During her two terms, beginning in 1917 and in 1941, she introduced and lobbied for legislation strengthening women’s rights, protecting workers, supporting democratic electoral reform, and promoting peace through disarmament. As Congress’s fiercest pacifist, she used her vote to oppose the declaration of war against the German Empire in 1917 and the Japanese Empire in 1941, holding fast to her belief that “you can no more win a war than you can win an earthquake.”
A suffragist, peace activist, workers’ rights advocate, and champion of democratic reform who ran as a Republican, Rankin remained ever faithful to her beliefs, no matter the price she had to pay personally. Despite overcoming the entrenched boys’ club of oligarchic capitalists and career politicians to make enormous strides for women in politics, Rankin has been largely overlooked. In Winning the Earthquake, Lorissa Rinehart expertly recovers the compelling history behind this singular American hero, bringing her story back to life.
PUBLISHERS WEEKLY
Historian Rinehart (First to the Front) offers an illuminating biography of the first woman elected to Congress.
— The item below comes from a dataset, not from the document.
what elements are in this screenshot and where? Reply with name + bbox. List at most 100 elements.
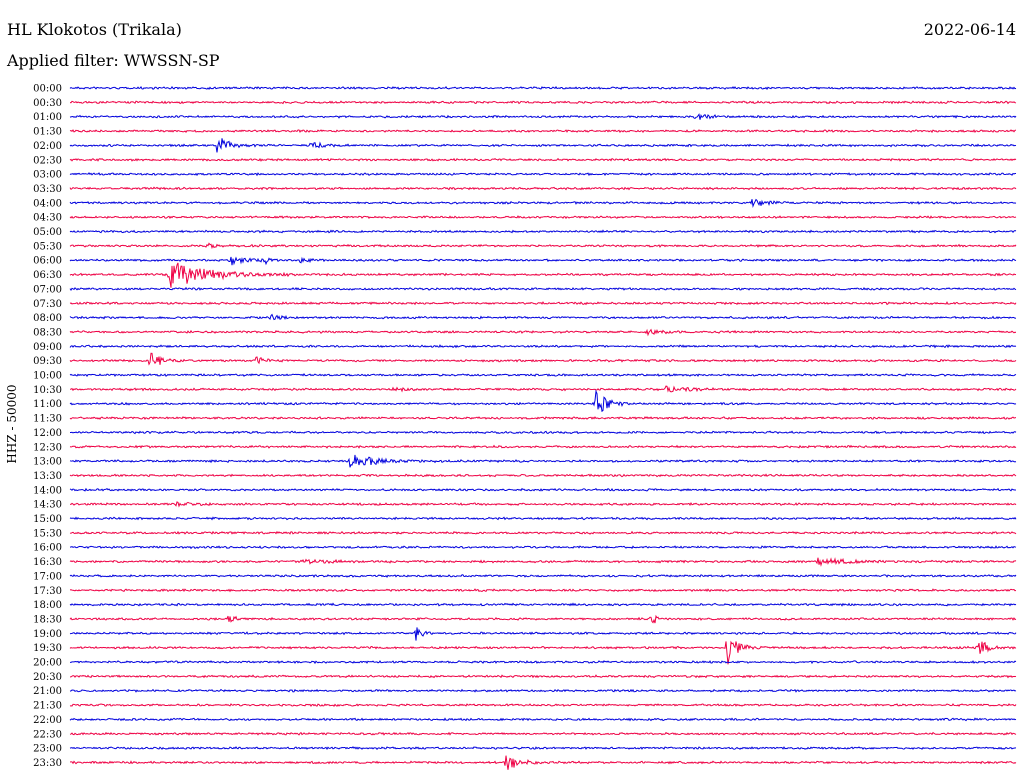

Best remembered for her votes against entering both world wars, Montana politician Jeanette Rankin (1880–1973) was also an advocate for progressive causes from suffrage and worker's rights to ranked choice voting and abolishing the electoral college. Funded by family wealth and first elected in 1916, Rankin was dogged by a sexist press, especially Montana's, which was controlled by the same copper monopolies she castigated for union busting. Rinehart notes that, unusually for a progressive, Rankin built a rural coalition; she also delves into how Rankin's politically expedient choice to ally on suffrage with racists who wanted white women's votes to counter Black men's ended up haunting her in both life and legacy. With novelistic flourish, Rinehart spotlights the pressure that Rankin's passion put on herself and others, though the narrative's ample focus on family dynamics (including a mentally ill mother) begs the question why a perpetually single Rankin's romantic life goes unaddressed. Throughout, Rinehart insinuates that Rankin's style of progressivism could have helped America forge a different path, if sexism had not led to her being overlooked as an influence (shockingly, no archive was interested in her papers; they were mostly lost). It's a gripping window into progressive political history and one woman's defiance of sexist gatekeepers.